Structure evolution and mechanical properties of ZrNxOy thin film deposited on Si by magnetron sputtering

ZrNxOy thin films were deposited on P-type (100) Si wafers at 500 °C using unbalanced magnetron sputtering. The reactive gases were nitrogen at fixed flow rate mixed with oxygen with increasing flow rates. The purpose of this study was to investigate the structure evolution due to changing oxygen flow rate and the accompanying variation of mechanical properties of the thin films. As the oxygen flow rate increased, the oxygen content of the film increased significantly. The major phases with increasing oxygen contents observed from X-ray diffraction (XRD) were in an order of ZrN, ZrN + Zr2ON2 + monoclinic ZrO2(m-ZrO2), cubic ZrO2 with dissolving nitrogen (c-ZrO2(N)) and m-ZrO2. The characteristics of the ZrNxOy films could be categorized into three zones respectively predominated by ZrN (Zone I), ZrN + Zr2ON2 + m-ZrO2 (Zone II) and ZrO2 (Zone III). The mechanical properties of the films including hardness and residual stress are substantially affected by the phase transition. The hardness of the thin films decreased from about 22 GPa in Zone I to a lower value ranging from 12 to 17 GPa in Zones II and III. The average residual stresses of the ZrNxOy films were measured by laser curvature method, and the stresses in the predominant phases were also individually measured using modified XRD sin2ψ method.
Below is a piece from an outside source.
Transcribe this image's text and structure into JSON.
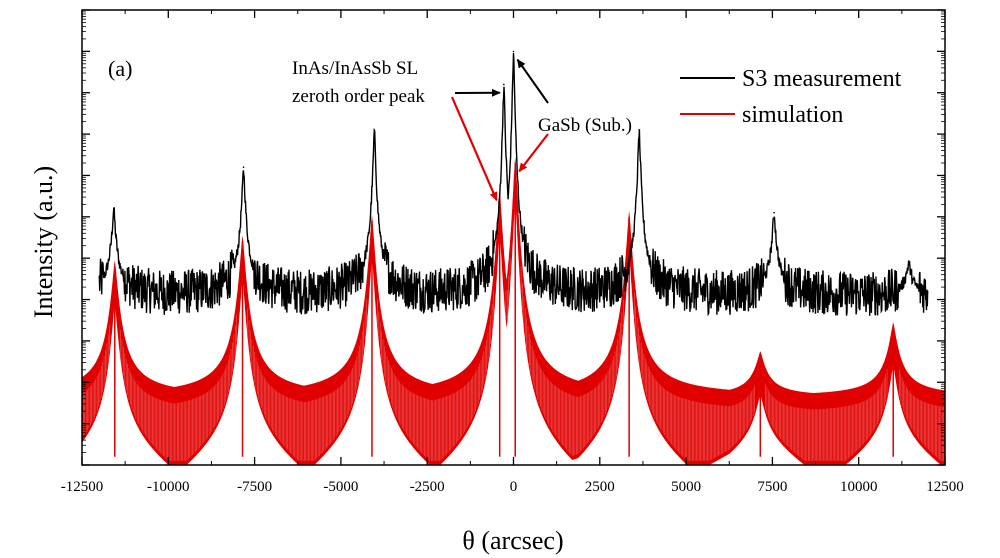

The residual stress in ZrN (Zone I) was relieved due to increasing oxygen content or phase separation of m-ZrO2. High residual stress in c-ZrO2 (Zone III) may be ascribed to the lattice distortion due to the excess N atoms. m-ZrO2 and Zr2ON2 were found to be low-stress phases, and might relieve the residual stresses of the films. The film hardness is not substantially related to the residual stress of the film. The appearance of Zr2ON2 or m-ZrO2 phases in the ZrNxOy thin films usually leads to the decrease of residual stress and hardness. On the other hand, for the high-stress phases ZrN and c-ZrO2(N), it is not as obvious that the increase of high-stress phases may result in high film hardness. Experimental results suggested that c-ZrO2 may be stabilized at room temperature by the doped nitrogen.